# Screw sizes for the plunge base on Bosch 1617



## deck99 (Mar 20, 2006)

Anyone know what size screws the plunge base takes on the Bosch 1617evspk?

Thanks,

deck


----------



## bobj3 (Jan 17, 2006)

Hi Deck

The norm is M4 x 16mm but your best to get replcement ones that are a bit longer M4 x 20mm Allen flat head from Ace Hardware..

Bosch maunal below
http://www.plumbersurplus.com/pdf/09575.pdf

========


----------



## deck99 (Mar 20, 2006)

Bob,
What's the M4, the length? 16mm is the screw size?


----------



## bobj3 (Jan 17, 2006)

Hi Deck

M4 is the diam. and the thread size (in metric), the 16mm is the over all length from the top of the head to the bottom of the screw...(on a flat counter sunk type metric screw )
==============

But in the states it would be called out like 8-32 x 5/8" in SAE sizes.
8 is the diam.32 is the threads per. in. and the 5/8" is the over all length.

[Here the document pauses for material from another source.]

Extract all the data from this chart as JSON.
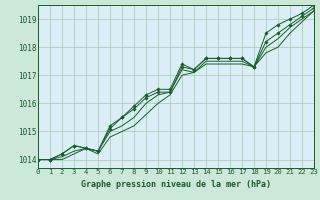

http://www.boltdepot.com/fastener-information/Measuring/Notation.aspx


=========



deck99 said:


> Bob,
> What's the M4, the length? 16mm is the screw size?


----------



## deck99 (Mar 20, 2006)

Thanks bob.

Deck


----------



## dovetail_65 (Jan 22, 2008)

*Screw sizes for all routers*

I did not know where to put this so I thought it might go here:

Opening with basic notepad is probably best.This list states the base screw sizes for various routers. If anyone can add to the list or can make changes please do.

I was going nuts last night as I have so many routers and all had different screw sizes and I could not find a list all in one place. If this is in the forum already let me know where it is or where we can put something like this to be easily found.


----------



## deck99 (Mar 20, 2006)

Thanks nickao65.

This will be nice to print out and put with my router manual.

Deck


----------